Hello my lovelies! It’s getting harder to get out of bed lately. Cold rain and grey skies. My body is protesting the health I’m laying on it. Things are looking up though. I was approved for ads. I nailed a recipe from a very old cookbook. My sourdoughs are going from strength to strength.

Winter is truly here. Mornings are hard. Getting out of the shower is effort of will. My body has hit a wall this week. Extra exercise and diet changes are making my body work harder just now. Pushing through and getting extra sleep will get me there. I pulled a muscle in my core on Friday. I whined about it a lot. These are my first world problems.

Dear reader you may have noticed something new today. Unless you use an ad-blocker. I am now allowed to have ads! Thank you to everyone for visiting and making it possible. Now I know ads are annoying. But I’m not some mogul rolling in all the blogging money. I pay rent with contract work. I’m working on other bits and pieces. Every little bit of income helps. So please don’t block my ads. Mamma needs those fractions of a cent. In an odd way it’s a validating little step. Progress. One day I will have better control over sponsors and ads. But this is a start.

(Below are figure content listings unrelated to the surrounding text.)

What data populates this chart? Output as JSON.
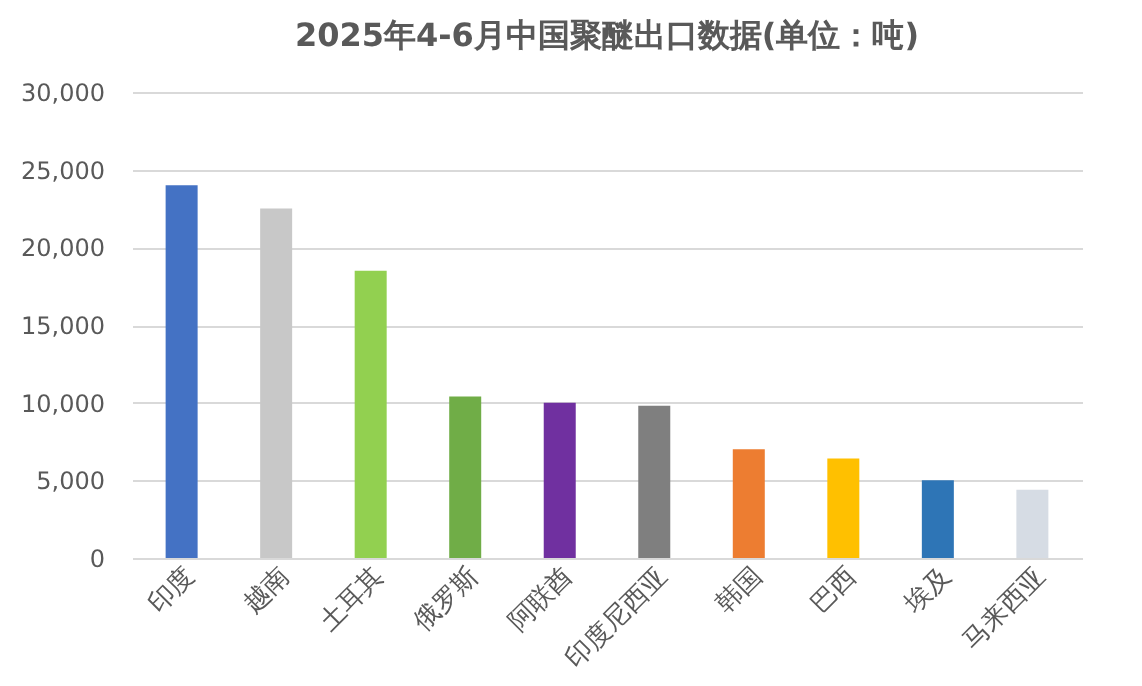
{
  "chart_data": {
    "type": "bar",
    "title": "2025年4-6月中国聚醚出口数据(单位：吨)",
    "categories": [
      "印度",
      "越南",
      "土耳其",
      "俄罗斯",
      "阿联酋",
      "印度尼西亚",
      "韩国",
      "巴西",
      "埃及",
      "马来西亚"
    ],
    "values": [
      24000,
      22500,
      18500,
      10400,
      10000,
      9800,
      7000,
      6400,
      5000,
      4400
    ],
    "colors": [
      "#4472c4",
      "#c8c8c8",
      "#92d050",
      "#70ad47",
      "#7030a0",
      "#7f7f7f",
      "#ed7d31",
      "#ffc000",
      "#2e75b6",
      "#d6dce4"
    ],
    "ylim": [
      0,
      30000
    ],
    "yticks": [
      0,
      {
        "value": 5000,
        "label": "5,000"
      },
      {
        "value": 10000,
        "label": "10,000"
      },
      {
        "value": 15000,
        "label": "15,000"
      },
      {
        "value": 20000,
        "label": "20,000"
      },
      {
        "value": 25000,
        "label": "25,000"
      },
      {
        "value": 30000,
        "label": "30,000"
      }
    ],
    "grid": "y"
  }
}
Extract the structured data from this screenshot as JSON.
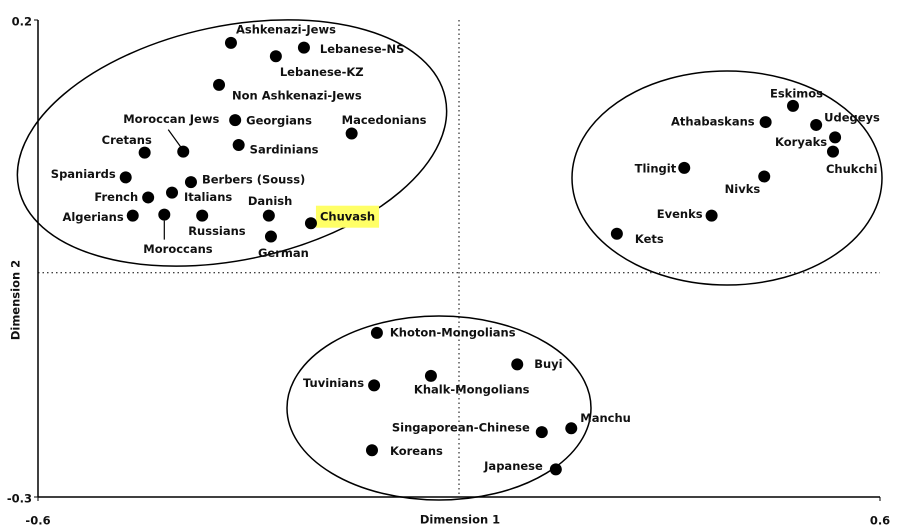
{
  "chart_data": {
    "type": "scatter",
    "xlabel": "Dimension 1",
    "ylabel": "Dimension 2",
    "xlim": [
      -0.6,
      0.6
    ],
    "ylim": [
      -0.3,
      0.2
    ],
    "xticks": [
      -0.6,
      0.6
    ],
    "yticks": [
      -0.3,
      0.2
    ],
    "reference_lines": {
      "x": 0,
      "y": -0.065
    },
    "color": "#000000",
    "highlight": "Chuvash",
    "highlight_color": "#ffff66",
    "labels": [
      "Ashkenazi-Jews",
      "Lebanese-NS",
      "Lebanese-KZ",
      "Non Ashkenazi-Jews",
      "Moroccan Jews",
      "Georgians",
      "Macedonians",
      "Cretans",
      "Sardinians",
      "Spaniards",
      "Berbers (Souss)",
      "French",
      "Italians",
      "Algerians",
      "Moroccans",
      "Russians",
      "Danish",
      "Chuvash",
      "German",
      "Eskimos",
      "Athabaskans",
      "Udegeys",
      "Koryaks",
      "Chukchi",
      "Tlingit",
      "Nivks",
      "Evenks",
      "Kets",
      "Khoton-Mongolians",
      "Buyi",
      "Tuvinians",
      "Khalk-Mongolians",
      "Singaporean-Chinese",
      "Manchu",
      "Koreans",
      "Japanese"
    ],
    "x": [
      -0.325,
      -0.221,
      -0.261,
      -0.342,
      -0.393,
      -0.319,
      -0.153,
      -0.448,
      -0.314,
      -0.475,
      -0.382,
      -0.443,
      -0.409,
      -0.465,
      -0.42,
      -0.366,
      -0.271,
      -0.211,
      -0.268,
      0.476,
      0.437,
      0.509,
      0.536,
      0.533,
      0.321,
      0.435,
      0.36,
      0.225,
      -0.117,
      0.083,
      -0.121,
      -0.04,
      0.118,
      0.16,
      -0.124,
      0.138
    ],
    "y": [
      0.176,
      0.171,
      0.162,
      0.132,
      0.062,
      0.095,
      0.081,
      0.061,
      0.069,
      0.035,
      0.03,
      0.014,
      0.019,
      -0.005,
      -0.004,
      -0.005,
      -0.005,
      -0.013,
      -0.027,
      0.11,
      0.093,
      0.09,
      0.077,
      0.062,
      0.045,
      0.036,
      -0.005,
      -0.024,
      -0.128,
      -0.161,
      -0.183,
      -0.173,
      -0.232,
      -0.228,
      -0.251,
      -0.271
    ]
  }
}
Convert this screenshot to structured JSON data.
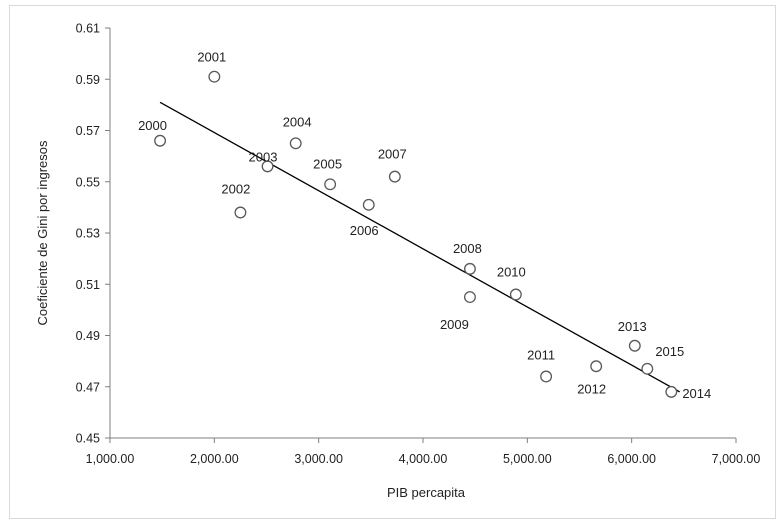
{
  "colors": {
    "axis": "#7f7f7f",
    "marker_stroke": "#595959",
    "marker_fill": "#ffffff",
    "trendline": "#000000",
    "text": "#222222",
    "frame": "#d9d9d9"
  },
  "chart_data": {
    "type": "scatter",
    "title": "",
    "xlabel": "PIB percapita",
    "ylabel": "Coeficiente de Gini por ingresos",
    "xlim": [
      1000,
      7000
    ],
    "ylim": [
      0.45,
      0.61
    ],
    "x_ticks": [
      1000,
      2000,
      3000,
      4000,
      5000,
      6000,
      7000
    ],
    "x_tick_labels": [
      "1,000.00",
      "2,000.00",
      "3,000.00",
      "4,000.00",
      "5,000.00",
      "6,000.00",
      "7,000.00"
    ],
    "y_ticks": [
      0.45,
      0.47,
      0.49,
      0.51,
      0.53,
      0.55,
      0.57,
      0.59,
      0.61
    ],
    "y_tick_labels": [
      "0.45",
      "0.47",
      "0.49",
      "0.51",
      "0.53",
      "0.55",
      "0.57",
      "0.59",
      "0.61"
    ],
    "grid": false,
    "legend": "none",
    "marker": "hollow-circle",
    "points": [
      {
        "label": "2000",
        "x": 1480,
        "y": 0.566
      },
      {
        "label": "2001",
        "x": 2000,
        "y": 0.591
      },
      {
        "label": "2002",
        "x": 2250,
        "y": 0.538
      },
      {
        "label": "2003",
        "x": 2510,
        "y": 0.556
      },
      {
        "label": "2004",
        "x": 2780,
        "y": 0.565
      },
      {
        "label": "2005",
        "x": 3110,
        "y": 0.549
      },
      {
        "label": "2006",
        "x": 3480,
        "y": 0.541
      },
      {
        "label": "2007",
        "x": 3730,
        "y": 0.552
      },
      {
        "label": "2008",
        "x": 4450,
        "y": 0.516
      },
      {
        "label": "2009",
        "x": 4450,
        "y": 0.505
      },
      {
        "label": "2010",
        "x": 4890,
        "y": 0.506
      },
      {
        "label": "2011",
        "x": 5180,
        "y": 0.474
      },
      {
        "label": "2012",
        "x": 5660,
        "y": 0.478
      },
      {
        "label": "2013",
        "x": 6030,
        "y": 0.486
      },
      {
        "label": "2014",
        "x": 6380,
        "y": 0.468
      },
      {
        "label": "2015",
        "x": 6150,
        "y": 0.477
      }
    ],
    "trendline": {
      "type": "linear",
      "x": [
        1480,
        6460
      ],
      "y": [
        0.581,
        0.468
      ]
    }
  }
}
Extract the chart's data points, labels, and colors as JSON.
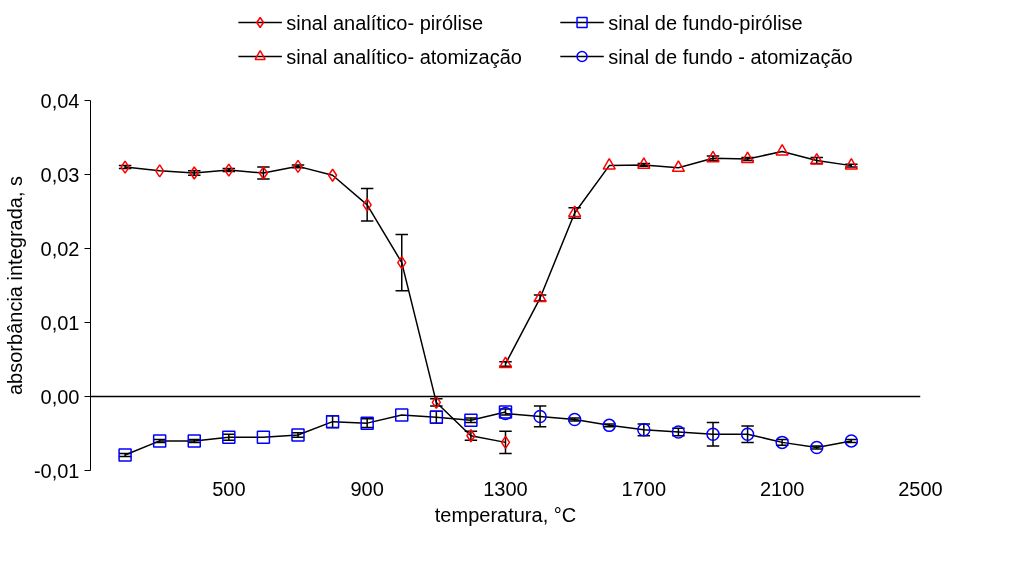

I love to make recipes from historical books. I have quite a few including Le Viandier de Taillevent from the 14th century. Which has recipes for peacock. Don’t worry I haven’t tried to make the peacock. I had recommended to me by a couple of different people Science in the Kitchen and the Art of Eating Well by Pellegrino Artusi. It is a classic written in the late 1800s. It is modern enough that the recipes are better documented. And they work. After a little interpretation. I made a fantastic kugelhupf. It’s a yeast leavened cake. It tastes and feels just like a sponge cake. With a little note that reminds you it was made with yeast. Delicious. And easy. Modern technology saved me half an hour of wooden spoon beating. Using yeast has another important implication. Sugar is not very structurally important. To get cake texture with much less sugar is an excellent development.

In other yeasty news. My sourdough is going great guns. I have a new favourite loaf. It is part spelt and has grains and seeds. For no extra effort than making a plain one. My starter is extremely active. I might need to move it’s home. It’s getting a bit cosy because of the heat pump. I’m baking from it twice a week so I haven’t been keeping it in the fridge. I am loving making and eating the breads. We both find them much easier to digest. The difference is quite noticeable. It’s more effort but totally worth it.

Spare the peacocks. Experiment. Make bread. Look after each other.